ATI LPN
ATI NCLEX PN Predictor Test
1. A client with a peptic ulcer had a partial gastrectomy and vagotomy (Billroth I). In planning the discharge teaching, the client should be cautioned by the nurse about which of the following?
- A. Sit up for at least 30 minutes after eating
- B. Avoid fluids between meals
- C. Increase the intake of high-carbohydrate foods
- D. Avoid eating large meals that are high in simple sugars and liquids
Correct answer: D
Rationale: The correct answer is D: 'Avoid eating large meals that are high in simple sugars and liquids.' Clients who have undergone partial gastrectomy are at risk of dumping syndrome, which can occur due to the rapid emptying of stomach contents into the small intestine. Consuming large meals high in simple sugars and liquids can exacerbate this syndrome, leading to symptoms like abdominal cramping and diarrhea. Choices A, B, and C are not directly related to preventing dumping syndrome and are not the priority concerns for a client post-partial gastrectomy.
2. What are the complications of diabetic ketoacidosis?
- A. Electrolyte imbalance and dehydration
- B. Hypoglycemia and increased urination
- C. Kidney failure and respiratory distress
- D. Liver failure and hypertension
Correct answer: A
Rationale: The correct answer is A: Electrolyte imbalance and dehydration. Diabetic ketoacidosis can lead to imbalances in electrolytes such as potassium, sodium, and chloride, as well as dehydration due to excess urination and vomiting. These complications should be managed promptly with appropriate fluids and insulin. Choices B, C, and D are incorrect. Hypoglycemia and increased urination are not typical complications of diabetic ketoacidosis; kidney failure and respiratory distress may occur in severe cases but are not the primary complications.
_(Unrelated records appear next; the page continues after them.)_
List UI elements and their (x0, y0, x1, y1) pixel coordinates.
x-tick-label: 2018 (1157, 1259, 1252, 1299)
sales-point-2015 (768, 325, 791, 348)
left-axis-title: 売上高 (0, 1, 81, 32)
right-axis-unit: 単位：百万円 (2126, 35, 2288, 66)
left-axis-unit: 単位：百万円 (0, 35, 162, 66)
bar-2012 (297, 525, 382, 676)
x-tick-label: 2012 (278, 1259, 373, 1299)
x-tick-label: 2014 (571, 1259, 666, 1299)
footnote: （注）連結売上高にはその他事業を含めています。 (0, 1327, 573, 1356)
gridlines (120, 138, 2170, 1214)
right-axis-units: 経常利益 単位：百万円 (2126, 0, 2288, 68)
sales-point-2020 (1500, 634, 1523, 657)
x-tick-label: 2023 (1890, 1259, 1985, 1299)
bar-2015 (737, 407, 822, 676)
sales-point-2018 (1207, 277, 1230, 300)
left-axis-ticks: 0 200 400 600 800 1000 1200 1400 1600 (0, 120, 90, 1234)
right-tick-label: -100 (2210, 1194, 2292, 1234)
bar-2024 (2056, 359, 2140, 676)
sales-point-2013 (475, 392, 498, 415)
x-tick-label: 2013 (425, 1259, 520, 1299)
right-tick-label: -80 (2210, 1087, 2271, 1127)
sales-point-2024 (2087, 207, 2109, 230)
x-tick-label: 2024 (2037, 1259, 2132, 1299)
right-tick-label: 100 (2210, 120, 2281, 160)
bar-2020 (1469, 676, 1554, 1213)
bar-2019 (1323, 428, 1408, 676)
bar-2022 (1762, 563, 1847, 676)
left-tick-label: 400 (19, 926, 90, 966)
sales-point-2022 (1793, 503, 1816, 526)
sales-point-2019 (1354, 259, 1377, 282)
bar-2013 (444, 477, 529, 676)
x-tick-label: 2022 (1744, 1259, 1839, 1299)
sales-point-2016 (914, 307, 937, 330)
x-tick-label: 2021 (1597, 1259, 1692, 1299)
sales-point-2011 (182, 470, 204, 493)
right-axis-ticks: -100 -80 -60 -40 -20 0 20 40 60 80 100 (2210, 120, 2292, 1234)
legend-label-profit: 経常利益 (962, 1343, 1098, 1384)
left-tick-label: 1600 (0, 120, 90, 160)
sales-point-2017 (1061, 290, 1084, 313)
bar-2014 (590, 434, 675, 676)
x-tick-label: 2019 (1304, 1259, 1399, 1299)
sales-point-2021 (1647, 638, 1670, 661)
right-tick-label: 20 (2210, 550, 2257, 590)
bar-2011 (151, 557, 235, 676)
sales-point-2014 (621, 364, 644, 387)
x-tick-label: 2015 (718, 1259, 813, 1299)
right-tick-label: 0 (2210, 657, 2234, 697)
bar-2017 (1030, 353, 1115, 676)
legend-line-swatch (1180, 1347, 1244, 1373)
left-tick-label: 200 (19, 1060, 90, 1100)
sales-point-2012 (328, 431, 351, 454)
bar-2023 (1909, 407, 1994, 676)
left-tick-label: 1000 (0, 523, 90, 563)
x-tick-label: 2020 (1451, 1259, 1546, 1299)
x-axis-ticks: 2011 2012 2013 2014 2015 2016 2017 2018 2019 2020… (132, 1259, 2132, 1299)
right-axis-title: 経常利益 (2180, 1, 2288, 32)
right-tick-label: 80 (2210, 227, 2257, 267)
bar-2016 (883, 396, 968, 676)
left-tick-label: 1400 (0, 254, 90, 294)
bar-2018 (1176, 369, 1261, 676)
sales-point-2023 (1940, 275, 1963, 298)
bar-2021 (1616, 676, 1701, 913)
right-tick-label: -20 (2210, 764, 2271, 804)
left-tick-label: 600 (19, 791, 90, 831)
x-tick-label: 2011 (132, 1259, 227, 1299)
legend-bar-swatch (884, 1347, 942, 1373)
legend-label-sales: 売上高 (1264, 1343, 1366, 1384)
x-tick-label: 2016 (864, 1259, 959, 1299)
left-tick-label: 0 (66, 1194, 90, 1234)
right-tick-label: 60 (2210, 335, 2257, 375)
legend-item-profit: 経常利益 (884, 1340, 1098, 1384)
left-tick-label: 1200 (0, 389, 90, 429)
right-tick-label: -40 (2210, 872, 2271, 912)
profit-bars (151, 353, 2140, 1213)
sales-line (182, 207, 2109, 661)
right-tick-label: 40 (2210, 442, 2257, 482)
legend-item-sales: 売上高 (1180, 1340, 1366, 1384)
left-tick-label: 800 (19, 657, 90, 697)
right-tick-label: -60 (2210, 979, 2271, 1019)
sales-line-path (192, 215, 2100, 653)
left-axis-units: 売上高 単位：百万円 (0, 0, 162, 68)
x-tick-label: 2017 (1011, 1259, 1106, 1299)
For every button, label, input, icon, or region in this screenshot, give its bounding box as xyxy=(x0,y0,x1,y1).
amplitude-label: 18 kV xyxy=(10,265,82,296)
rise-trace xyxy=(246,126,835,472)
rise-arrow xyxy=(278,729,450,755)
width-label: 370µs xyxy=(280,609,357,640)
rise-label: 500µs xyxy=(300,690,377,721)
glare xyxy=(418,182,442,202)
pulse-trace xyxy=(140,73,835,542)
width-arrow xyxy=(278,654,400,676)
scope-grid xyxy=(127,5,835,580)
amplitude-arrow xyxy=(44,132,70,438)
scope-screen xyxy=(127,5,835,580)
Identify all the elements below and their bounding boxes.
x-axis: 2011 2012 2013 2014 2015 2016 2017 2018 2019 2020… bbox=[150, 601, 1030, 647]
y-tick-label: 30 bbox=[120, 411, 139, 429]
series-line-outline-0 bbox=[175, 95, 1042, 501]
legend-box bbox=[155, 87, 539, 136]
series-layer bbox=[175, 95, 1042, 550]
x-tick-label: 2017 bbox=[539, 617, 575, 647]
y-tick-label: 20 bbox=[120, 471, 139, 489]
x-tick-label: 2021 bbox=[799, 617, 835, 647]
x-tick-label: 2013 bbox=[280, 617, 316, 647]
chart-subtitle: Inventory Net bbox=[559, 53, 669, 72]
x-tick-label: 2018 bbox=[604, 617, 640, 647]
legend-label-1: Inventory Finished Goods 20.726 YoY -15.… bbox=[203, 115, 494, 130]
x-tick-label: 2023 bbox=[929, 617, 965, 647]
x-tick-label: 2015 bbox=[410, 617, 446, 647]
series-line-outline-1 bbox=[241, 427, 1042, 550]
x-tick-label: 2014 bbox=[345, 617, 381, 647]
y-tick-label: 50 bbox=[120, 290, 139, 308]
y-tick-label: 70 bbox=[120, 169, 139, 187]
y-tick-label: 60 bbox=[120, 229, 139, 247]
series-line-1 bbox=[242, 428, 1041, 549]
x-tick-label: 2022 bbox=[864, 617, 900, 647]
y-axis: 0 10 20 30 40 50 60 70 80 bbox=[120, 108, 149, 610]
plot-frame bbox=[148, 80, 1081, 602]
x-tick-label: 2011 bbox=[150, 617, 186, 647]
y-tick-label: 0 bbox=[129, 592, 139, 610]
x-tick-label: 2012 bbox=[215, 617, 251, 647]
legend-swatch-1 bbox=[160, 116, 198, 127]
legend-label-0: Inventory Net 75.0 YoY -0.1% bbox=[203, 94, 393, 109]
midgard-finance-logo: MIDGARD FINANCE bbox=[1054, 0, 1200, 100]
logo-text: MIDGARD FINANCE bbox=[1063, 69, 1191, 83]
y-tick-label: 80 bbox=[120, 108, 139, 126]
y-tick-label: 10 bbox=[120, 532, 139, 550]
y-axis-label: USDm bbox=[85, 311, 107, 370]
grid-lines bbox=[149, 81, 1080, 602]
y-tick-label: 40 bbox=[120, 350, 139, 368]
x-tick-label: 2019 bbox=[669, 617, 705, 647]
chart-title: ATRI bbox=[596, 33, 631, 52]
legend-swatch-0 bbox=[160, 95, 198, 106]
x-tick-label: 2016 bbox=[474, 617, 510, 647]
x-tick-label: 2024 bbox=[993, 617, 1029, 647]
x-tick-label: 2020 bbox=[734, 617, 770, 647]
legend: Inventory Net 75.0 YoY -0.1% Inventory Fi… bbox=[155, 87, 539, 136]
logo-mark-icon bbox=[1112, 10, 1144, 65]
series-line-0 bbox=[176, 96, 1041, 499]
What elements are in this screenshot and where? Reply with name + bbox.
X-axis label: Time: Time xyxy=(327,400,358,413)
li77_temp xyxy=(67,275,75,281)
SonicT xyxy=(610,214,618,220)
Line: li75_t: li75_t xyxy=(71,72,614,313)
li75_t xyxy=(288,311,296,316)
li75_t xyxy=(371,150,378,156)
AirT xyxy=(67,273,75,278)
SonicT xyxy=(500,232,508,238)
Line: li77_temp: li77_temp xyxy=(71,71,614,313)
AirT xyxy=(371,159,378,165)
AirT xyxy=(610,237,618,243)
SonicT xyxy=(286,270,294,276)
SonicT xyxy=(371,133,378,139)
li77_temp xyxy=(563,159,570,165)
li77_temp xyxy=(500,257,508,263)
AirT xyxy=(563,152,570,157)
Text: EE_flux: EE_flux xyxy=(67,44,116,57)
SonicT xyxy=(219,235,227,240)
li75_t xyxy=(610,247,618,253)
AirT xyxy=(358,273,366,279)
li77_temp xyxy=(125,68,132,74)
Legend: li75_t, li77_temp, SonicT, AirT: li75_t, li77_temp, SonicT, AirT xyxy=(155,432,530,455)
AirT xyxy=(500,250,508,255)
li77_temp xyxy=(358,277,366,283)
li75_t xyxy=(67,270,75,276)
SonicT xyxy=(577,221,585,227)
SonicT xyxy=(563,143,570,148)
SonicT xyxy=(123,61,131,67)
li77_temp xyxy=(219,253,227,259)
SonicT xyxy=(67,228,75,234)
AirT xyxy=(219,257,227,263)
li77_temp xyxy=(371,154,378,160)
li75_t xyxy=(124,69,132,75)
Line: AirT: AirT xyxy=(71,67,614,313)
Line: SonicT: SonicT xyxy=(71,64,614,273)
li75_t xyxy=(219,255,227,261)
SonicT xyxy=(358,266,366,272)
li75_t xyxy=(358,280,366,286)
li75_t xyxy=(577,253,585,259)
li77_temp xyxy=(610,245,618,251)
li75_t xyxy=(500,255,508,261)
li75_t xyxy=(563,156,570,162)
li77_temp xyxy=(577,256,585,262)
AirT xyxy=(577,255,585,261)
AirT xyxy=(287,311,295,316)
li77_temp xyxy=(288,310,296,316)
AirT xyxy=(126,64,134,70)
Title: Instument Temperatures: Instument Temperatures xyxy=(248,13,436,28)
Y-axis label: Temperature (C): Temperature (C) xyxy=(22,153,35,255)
Liver failure and hypertension are not directly associated with diabetic ketoacidosis.
3. How should a healthcare professional assess a patient with a suspected infection?
- A. Monitor temperature and check for elevated white blood cells
- B. Monitor blood pressure and check for fever
- C. Assess for changes in mental status and monitor urine output
- D. Administer antibiotics and monitor for changes in mental status
Correct answer: A
Rationale: When assessing a patient with a suspected infection, it is crucial to monitor temperature and check for elevated white blood cells. Elevated temperature indicates a potential infection, and increased white blood cells are a sign of inflammation and the body's response to an infection. Monitoring blood pressure (choice B) and checking for fever (choice B) are not as specific indicators of infection as monitoring temperature and white blood cell count. Assessing changes in mental status and monitoring urine output (choice C) are important aspects of patient assessment but may not directly indicate a suspected infection. Administering antibiotics (choice D) should only be done after a confirmed diagnosis of a bacterial infection, as unnecessary antibiotic use can lead to antibiotic resistance and other adverse effects.
4. Which dietary restriction should be taught to a client with chronic kidney disease?
- A. Increase potassium-rich foods
- B. Limit phosphorus and potassium intake
- C. Encourage increased protein intake
- D. Increase fluid intake
Correct answer: B
Rationale: The correct answer is B: Limit phosphorus and potassium intake. In chronic kidney disease, the kidneys are unable to effectively filter these minerals from the blood, leading to their accumulation and potential complications. Restricting phosphorus and potassium intake is crucial in managing the progression of the disease. Choice A is incorrect as increasing potassium-rich foods can worsen the condition. Choice C is also incorrect as excessive protein intake can put more strain on the kidneys. Choice D is not the priority; rather, fluid intake should be monitored based on individual needs and stage of kidney disease.
5. A client with heart failure is receiving furosemide. Which of the following assessment findings indicates that the medication is effective?
- A. Elevated blood pressure.
- B. Absence of adventitious breath sounds.
- C. Weight gain of 1.4 kg (3 lb) in 24 hr.
- D. Decreased urine output.
Correct answer: B
Rationale: The absence of adventitious breath sounds indicates that furosemide is effective in managing heart failure. Adventitious breath sounds such as crackles indicate fluid accumulation in the lungs, a common complication of heart failure. Therefore, the absence of these abnormal sounds suggests that furosemide is effectively reducing fluid overload. Elevated blood pressure (choice A) is not a desired outcome in heart failure management. Weight gain (choice C) and decreased urine output (choice D) are signs of fluid retention and ineffective diuresis, indicating that furosemide is not working effectively.